Tuesday, October 15, 2013

Going soft


Ah, out of the mouths of friends. 

In recently days have spent some time with various lovelies who, during their commiseration conversations with me, will come out with a one and only quote or sentence that is so unique to them that it sits in my brain for days, usually with warmth and gratitude.

A lovely old friend of Tony’s and mine – and I say “old” in relation to our length friendship, not her years – although, when you think of Tony and I, if we have had a long friendship with someone then they must be old.  Anyway, we were sharing memories, as I find myself frequently doing when friends call in, when she asked about how I was handling the process of grief.

As per my usual response to people I am honest and tell them I have good days and bad days but the bad days are not sinking me into as deep a despair as they were a few weeks ago.  And she came out with the quote, “Yes, it doesn't really get easier does it, it just gets softer.”

That is how it feels.  Every time I leak love the feeling of loss is no easier, it is just softer.

And today I had a moment when the impact of the loss hit me greatly, in a nano-second.

But the impact was softer.

I was in the garage – Tony’s garage – and moving around some of our numerous bikes.  Tony’s last good bike is a nifty, orange Avanti that he rode for his last three Ironman events, maybe his last four.  As I wheeled the bike around the garage I noted the bike computer still worked so stopped and checked what readings it had on it.
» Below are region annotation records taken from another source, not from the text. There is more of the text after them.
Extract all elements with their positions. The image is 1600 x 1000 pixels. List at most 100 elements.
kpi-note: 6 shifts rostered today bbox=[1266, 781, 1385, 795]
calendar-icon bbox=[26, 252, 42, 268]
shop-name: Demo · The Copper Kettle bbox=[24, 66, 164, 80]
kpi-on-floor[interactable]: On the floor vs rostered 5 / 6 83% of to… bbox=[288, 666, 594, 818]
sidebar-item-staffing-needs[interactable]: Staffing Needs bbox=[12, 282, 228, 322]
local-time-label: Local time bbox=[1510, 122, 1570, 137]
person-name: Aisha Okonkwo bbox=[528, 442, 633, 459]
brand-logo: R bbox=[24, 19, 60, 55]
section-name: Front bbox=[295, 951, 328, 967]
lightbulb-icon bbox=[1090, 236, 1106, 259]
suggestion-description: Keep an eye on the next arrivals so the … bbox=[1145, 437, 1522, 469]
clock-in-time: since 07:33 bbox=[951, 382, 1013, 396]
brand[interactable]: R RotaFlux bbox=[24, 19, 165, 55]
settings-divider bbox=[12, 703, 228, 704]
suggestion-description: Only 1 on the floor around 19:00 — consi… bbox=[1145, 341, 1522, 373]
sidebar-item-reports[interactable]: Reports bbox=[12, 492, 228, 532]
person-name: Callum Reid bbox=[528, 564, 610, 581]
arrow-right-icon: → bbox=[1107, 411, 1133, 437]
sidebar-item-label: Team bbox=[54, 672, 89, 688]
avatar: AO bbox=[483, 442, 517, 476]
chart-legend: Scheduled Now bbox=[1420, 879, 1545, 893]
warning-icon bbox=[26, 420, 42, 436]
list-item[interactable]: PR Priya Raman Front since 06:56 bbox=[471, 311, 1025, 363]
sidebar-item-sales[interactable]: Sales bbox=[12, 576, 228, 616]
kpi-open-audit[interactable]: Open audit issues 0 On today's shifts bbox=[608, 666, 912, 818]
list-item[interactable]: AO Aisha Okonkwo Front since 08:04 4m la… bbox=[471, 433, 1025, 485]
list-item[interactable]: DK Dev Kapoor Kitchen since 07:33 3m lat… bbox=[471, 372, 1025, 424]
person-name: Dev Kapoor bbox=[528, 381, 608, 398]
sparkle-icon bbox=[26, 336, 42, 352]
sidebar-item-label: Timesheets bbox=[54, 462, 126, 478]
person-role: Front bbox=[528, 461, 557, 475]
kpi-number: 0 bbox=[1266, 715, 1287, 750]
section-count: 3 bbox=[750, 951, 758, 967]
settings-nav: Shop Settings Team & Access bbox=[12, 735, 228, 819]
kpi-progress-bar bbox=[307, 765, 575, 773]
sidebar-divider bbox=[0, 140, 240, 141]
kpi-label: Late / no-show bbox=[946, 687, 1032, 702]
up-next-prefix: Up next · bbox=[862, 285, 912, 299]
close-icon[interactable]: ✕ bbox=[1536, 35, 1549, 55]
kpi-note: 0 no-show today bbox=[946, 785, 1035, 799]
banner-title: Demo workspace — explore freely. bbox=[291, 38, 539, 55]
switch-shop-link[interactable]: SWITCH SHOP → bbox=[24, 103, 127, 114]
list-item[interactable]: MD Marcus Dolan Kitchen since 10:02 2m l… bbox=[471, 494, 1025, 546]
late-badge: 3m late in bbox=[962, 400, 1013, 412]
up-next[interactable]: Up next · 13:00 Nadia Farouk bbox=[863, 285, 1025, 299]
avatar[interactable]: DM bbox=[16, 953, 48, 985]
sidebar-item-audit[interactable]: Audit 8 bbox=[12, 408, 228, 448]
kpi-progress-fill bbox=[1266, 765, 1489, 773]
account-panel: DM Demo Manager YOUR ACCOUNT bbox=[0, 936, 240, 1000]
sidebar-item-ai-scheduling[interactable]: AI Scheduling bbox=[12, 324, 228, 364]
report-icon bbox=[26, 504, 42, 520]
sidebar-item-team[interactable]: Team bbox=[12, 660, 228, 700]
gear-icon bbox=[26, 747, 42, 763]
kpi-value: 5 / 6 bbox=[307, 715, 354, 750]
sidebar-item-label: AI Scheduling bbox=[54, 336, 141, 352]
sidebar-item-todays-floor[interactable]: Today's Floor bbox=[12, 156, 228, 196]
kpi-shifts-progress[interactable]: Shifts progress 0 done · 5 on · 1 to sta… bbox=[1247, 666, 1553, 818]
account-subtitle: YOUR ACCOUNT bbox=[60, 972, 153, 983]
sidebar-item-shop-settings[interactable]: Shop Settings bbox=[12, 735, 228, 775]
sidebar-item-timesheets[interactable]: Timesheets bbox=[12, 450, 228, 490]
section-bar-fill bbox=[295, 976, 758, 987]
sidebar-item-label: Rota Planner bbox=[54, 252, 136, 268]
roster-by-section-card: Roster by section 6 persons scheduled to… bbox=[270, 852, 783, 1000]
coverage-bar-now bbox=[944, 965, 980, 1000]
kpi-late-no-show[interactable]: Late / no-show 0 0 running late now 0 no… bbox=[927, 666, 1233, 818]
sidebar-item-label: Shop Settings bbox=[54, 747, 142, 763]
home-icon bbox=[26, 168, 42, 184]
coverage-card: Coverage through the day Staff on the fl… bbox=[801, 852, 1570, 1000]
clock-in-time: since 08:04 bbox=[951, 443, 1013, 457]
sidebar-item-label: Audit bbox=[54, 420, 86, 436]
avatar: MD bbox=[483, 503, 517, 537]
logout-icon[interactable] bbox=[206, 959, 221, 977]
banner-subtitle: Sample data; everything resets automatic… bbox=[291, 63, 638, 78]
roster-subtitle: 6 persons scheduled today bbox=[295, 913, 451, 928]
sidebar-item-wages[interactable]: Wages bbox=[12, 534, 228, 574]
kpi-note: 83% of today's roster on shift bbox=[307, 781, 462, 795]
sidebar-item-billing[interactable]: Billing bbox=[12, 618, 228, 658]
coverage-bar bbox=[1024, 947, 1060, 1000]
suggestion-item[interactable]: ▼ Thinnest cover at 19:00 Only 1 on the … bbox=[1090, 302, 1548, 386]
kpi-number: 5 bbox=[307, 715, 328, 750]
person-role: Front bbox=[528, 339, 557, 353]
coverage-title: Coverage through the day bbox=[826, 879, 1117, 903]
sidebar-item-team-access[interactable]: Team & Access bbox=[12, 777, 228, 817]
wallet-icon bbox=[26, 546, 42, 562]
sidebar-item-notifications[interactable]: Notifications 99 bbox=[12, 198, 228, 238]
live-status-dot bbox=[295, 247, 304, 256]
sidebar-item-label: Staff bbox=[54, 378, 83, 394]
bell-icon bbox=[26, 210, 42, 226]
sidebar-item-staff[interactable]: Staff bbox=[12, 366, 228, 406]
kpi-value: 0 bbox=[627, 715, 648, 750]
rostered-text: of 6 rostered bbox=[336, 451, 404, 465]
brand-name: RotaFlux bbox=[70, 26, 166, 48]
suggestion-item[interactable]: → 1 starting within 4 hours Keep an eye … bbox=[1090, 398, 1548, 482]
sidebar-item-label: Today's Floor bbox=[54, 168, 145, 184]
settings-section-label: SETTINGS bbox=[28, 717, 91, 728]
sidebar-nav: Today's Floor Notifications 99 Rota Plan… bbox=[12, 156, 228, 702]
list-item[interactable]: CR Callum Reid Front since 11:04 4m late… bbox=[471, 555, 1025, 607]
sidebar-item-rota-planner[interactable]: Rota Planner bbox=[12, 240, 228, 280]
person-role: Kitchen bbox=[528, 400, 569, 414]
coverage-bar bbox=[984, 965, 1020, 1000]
It told me that the last time the bike was ridden it had done 91 kilometres.  That it had done those 91 kilometres in 3 hours and 50 minutes.  When I looked more closely at the computer it told me on the last ride it went on it did a maximum speed of 56.8 kilometres an hour but the average speed was only 23.2 kilometres per hour. It dawned on me; that was Tony’s last ever bike ride.  The last ride Tony had on the little orange bike.

It was the last Ironman Tony did.  The 28th New Zealand Ironman.

The Ironman that due to horrendous weather had to be turned into a half Ironman.  The Ironman where Tony had decided “… to hell with it, I am not going to race this thing, I am going to enjoy it …” Which he did.  He stopped at all bike aid stations and thanked as many volunteers as he could for being out there, helping.  He even helped a couple of tiring cyclists along out on the course by encouraging them up that last 7 kilometre climb.     On this little orange bike I was holding.

Standing there, holding the bike, clicking over the figures on the computer I found I had been leaking love yet again.  Some months ago I would never have been able to even hold the bike, let alone wheel it anywhere.  Today I did, I had taken it off the hooks it had been hanging on in the garage for the past 18 months, dusted the cobwebs off it and wheeled it outside for the first time since Tony had hung it up in March 2012.  


Doing this reminded me that despite “leaking love” I must be handling the loss better.  The grief has not gone away; it has just “got softer”.

                                                  

             Tony's with his orange bike racked at Ironman 2012 - with yet another fan!